Когда подъезжаешь к Субиако, вид хорош. Это гора-город, которой вершина замок, но вокруг него ужасно бесплодные горы. В нем много олив, но не как в Тиволи.
Дорогой я сорвал белый цветок, называемый viola di montagne, много розовых скороспелок, цветущих под кустами (viola di primavera), похожих на крылатых мушек: вот, кажется, сорвется со стебля, расправит лепестки, как крылышки, и полетит. Проводник мне сказывал много простонародных имен растений, напр., sarge (верба, ивняк), древняя salicta, из которой делают корзинки, schioppi тополи, растущие по берегу Анио. Этого апеннинского жителя я в первый раз увидел в Субиако. Он здесь много шумит, как и во всех Апеннинах, наполненных его шумом. В Субиако на нем бумажная фабрика, железный завод, мельницы для хлеба, для gran-turco, толчеи для масла, которое в Субиако хорошо, но уступает тиво-лийскому. Субиако был древний Sublaqueum, где находилась вилла Нерона, но об этом завтра. Мы по горе всходили в город и остановились в гостинице, довольно неопрятной, лучшей не было.

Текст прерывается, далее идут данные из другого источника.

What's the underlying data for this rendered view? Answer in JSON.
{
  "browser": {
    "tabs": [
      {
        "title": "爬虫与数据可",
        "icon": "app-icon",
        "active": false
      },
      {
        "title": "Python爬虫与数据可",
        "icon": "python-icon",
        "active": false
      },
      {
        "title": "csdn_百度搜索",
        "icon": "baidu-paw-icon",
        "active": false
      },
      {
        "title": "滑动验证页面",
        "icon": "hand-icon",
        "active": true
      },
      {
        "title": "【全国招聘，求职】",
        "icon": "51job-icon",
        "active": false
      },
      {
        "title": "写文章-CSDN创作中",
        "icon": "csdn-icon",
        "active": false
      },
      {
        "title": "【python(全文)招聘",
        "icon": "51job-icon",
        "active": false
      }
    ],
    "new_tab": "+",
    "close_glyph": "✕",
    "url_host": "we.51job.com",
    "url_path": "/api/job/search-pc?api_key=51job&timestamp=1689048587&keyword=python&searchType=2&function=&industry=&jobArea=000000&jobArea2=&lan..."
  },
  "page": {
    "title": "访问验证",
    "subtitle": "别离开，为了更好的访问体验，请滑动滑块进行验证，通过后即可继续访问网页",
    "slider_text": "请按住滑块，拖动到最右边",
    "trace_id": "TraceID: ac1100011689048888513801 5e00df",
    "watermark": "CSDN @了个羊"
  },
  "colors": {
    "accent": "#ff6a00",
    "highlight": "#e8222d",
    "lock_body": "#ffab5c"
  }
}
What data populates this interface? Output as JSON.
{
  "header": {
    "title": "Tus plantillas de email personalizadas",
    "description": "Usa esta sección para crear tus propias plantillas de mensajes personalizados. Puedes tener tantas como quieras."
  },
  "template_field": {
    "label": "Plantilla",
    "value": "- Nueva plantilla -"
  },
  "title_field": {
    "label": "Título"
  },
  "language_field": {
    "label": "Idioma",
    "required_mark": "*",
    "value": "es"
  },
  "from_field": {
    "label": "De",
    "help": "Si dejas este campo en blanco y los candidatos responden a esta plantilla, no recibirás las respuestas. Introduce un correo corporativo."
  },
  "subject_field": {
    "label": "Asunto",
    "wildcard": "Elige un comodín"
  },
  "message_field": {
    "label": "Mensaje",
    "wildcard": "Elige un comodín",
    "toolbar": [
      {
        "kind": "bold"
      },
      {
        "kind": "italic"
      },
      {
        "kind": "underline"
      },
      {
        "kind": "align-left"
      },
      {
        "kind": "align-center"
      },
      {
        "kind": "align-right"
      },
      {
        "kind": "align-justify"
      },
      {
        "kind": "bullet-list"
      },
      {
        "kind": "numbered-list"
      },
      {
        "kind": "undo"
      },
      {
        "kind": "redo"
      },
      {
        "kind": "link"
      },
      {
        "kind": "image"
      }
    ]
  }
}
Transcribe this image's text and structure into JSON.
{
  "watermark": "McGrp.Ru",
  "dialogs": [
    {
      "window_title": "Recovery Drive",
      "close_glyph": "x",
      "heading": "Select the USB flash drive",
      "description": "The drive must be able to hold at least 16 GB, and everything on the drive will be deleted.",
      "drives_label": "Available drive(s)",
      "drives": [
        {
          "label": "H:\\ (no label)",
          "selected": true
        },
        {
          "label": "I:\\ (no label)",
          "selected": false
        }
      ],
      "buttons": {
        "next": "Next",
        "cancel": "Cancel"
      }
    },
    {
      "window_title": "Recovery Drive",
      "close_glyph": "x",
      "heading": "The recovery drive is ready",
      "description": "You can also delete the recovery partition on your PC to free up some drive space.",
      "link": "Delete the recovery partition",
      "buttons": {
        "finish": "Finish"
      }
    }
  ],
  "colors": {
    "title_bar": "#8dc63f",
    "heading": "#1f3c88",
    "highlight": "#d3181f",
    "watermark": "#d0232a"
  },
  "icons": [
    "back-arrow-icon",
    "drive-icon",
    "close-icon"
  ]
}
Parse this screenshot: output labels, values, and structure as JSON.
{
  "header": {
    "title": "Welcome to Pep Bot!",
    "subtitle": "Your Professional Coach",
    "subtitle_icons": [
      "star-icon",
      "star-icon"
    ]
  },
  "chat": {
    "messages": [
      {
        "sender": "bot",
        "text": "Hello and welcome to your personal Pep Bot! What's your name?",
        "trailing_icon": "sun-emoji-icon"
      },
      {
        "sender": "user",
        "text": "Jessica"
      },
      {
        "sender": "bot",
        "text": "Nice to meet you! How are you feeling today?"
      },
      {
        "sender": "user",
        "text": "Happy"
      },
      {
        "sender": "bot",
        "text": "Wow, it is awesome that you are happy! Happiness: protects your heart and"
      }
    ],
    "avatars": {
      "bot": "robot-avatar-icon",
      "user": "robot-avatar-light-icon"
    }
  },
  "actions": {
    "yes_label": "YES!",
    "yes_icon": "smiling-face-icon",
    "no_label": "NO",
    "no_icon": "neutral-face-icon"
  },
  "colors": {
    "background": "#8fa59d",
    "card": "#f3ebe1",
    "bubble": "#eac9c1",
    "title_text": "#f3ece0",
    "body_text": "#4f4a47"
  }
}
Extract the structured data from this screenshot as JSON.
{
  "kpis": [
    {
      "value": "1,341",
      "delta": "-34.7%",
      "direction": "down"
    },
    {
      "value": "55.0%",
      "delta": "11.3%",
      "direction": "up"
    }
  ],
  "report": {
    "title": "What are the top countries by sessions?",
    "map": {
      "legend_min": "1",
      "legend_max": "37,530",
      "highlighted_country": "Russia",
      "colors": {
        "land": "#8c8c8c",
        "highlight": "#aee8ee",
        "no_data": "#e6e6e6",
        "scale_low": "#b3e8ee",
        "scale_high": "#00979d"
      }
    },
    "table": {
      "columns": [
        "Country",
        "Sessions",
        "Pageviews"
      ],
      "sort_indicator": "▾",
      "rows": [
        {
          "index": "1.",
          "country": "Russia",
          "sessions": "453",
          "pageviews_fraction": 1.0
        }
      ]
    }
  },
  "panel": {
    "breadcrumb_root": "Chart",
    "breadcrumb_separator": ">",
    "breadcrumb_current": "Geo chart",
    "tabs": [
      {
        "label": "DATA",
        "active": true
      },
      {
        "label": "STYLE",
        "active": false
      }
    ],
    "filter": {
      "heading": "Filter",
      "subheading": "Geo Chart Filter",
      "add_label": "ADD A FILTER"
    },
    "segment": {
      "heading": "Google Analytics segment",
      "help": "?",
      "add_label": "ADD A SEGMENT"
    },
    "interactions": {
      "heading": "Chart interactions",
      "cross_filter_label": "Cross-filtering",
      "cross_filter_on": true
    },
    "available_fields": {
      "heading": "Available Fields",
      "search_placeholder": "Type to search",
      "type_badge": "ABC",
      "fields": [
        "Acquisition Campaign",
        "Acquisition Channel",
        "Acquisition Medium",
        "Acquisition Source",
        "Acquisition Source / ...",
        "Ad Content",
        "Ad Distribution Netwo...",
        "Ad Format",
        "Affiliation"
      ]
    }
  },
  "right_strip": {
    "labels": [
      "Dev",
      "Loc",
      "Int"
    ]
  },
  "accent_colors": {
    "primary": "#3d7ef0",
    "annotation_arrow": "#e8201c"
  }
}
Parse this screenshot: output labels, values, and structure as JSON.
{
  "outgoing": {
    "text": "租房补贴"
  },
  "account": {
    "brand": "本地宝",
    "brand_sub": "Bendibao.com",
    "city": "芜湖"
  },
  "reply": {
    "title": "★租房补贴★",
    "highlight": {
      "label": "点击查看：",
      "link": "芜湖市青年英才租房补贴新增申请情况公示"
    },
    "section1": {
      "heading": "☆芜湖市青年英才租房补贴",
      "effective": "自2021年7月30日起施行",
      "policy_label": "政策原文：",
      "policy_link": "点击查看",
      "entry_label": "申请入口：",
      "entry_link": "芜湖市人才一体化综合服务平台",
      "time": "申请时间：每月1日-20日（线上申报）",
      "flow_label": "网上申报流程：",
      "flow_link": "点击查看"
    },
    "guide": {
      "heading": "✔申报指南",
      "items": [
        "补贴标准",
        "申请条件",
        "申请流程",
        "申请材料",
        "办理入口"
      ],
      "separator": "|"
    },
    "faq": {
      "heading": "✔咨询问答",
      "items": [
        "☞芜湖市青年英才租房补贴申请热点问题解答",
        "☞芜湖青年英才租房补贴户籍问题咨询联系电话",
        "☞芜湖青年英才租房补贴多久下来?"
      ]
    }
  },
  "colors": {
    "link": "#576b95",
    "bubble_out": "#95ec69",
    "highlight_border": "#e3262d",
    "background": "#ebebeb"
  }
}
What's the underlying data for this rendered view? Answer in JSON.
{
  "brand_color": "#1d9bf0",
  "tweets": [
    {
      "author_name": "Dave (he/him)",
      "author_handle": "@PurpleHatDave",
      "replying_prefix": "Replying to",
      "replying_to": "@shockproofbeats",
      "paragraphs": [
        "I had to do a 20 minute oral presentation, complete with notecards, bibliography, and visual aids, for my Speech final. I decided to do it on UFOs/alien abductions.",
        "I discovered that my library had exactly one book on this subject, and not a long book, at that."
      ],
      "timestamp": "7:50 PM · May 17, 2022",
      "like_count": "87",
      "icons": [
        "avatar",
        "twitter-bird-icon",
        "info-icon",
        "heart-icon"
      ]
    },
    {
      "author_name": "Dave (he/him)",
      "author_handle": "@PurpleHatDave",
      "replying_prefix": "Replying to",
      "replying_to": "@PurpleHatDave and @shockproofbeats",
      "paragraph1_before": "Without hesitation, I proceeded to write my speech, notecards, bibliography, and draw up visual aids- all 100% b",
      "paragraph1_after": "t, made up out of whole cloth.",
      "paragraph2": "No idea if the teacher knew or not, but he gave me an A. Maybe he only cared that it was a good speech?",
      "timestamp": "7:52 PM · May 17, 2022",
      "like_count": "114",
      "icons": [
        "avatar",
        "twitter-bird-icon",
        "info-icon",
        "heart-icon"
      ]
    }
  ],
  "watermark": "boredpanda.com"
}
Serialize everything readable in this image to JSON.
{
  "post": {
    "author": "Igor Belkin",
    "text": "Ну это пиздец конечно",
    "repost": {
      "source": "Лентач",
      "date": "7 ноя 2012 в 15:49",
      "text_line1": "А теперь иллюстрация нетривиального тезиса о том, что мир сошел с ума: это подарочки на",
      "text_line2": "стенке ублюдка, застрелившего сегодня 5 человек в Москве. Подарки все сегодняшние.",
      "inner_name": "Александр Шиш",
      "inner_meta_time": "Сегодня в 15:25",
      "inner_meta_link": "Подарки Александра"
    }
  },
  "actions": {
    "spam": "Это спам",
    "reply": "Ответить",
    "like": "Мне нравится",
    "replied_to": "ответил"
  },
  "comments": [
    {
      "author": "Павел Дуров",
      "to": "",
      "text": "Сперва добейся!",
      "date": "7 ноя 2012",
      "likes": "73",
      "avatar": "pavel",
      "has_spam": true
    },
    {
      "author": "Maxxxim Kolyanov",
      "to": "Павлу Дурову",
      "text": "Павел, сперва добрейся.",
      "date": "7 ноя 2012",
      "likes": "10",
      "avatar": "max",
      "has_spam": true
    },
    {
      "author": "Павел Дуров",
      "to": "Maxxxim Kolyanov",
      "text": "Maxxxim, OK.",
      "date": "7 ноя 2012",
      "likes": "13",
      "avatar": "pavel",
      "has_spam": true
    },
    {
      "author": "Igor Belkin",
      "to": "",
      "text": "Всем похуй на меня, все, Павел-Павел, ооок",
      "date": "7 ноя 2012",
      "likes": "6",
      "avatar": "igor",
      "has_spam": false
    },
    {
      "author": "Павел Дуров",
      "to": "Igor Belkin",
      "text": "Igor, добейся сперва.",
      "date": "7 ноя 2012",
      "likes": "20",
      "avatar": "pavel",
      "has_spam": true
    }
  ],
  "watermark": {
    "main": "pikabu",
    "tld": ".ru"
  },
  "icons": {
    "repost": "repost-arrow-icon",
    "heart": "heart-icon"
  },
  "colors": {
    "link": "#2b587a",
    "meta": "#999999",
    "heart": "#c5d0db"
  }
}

1-го мая. Суббота. Берегом Анио мы отправились в Сан-Бенедетто или San-Speco по крутой горе. На дороге видели остатки бань нероновых и дворца, по обеим сторонам реки, и развалины моста, их соединявшего. Нерон весьма любил эту виллу. Сюда удалился Св. Бенедикт, весьма молод, по окончании учения и жил там, где теперь монастырь. По дороге к нему есть еще другой монастырь, святой Схоластики, сестры Бенедикта, он ею основан, прежде был женским, а после превращен в мужеской, когда который-то из Пап запретил женским монастырям быть вне городов. Неподалеку виден еще монастырь Капуцинский с рощею, где умерла св. Схоластика. В Santa-Scholastica, говорят, много интересных манускриптов, но мы, к сожалению, о том узнали после. В Сан-Бенедетто входишь галереей вечнозеленых, неувядающих дубов. Она подле открытой и жаркой дороги. Монастырь встроен в скалу. Храмы его весьма старинные, живопись напоминает нашу греческую. Показывает пещеру, где жил св. Бенедикт, за алтарем видна его статуя, художник ее Бернини: святой представлен молящимся на коленях. Тут же место, где он спал, и корзинка, сделанная из мрамора, в память той, из которой он вкушал дикие плоды. Он убежал сюда из монастыря Сан-Козиматто, где мы еще будем. Возле той пещеры рядом другая, где он беседовал с братиею и преподавал учение Христово. Здесь посетил его св. Сильвестр Папа, и видна его сидящая статуя. Св. Сильвестру посвятил он этот монастырь, из 12-ти все им же основанных. Тут же я заметил на стене повешенное изломанное ружье, и одна женщина рассказала нам, что ее племянник, охотник с ружьем, приходил помолиться святому, что курок сорвался, ружье разорвало, куски выломали стену, а у него был ушиблен только палец: он приписал это чуду святого и повесил в пещере остатки ружья. В Италии весьма часто видишь у образа Мадонны множество кинжалов, пистолетов и разных смертоносных орудий: это жертвы, приносимые народом Пресвятой Деве. Иной, убежденный проповедью монаха, отказывается от смертоубийства, которое было замыслил, и посвящает орудие пагубы Богу.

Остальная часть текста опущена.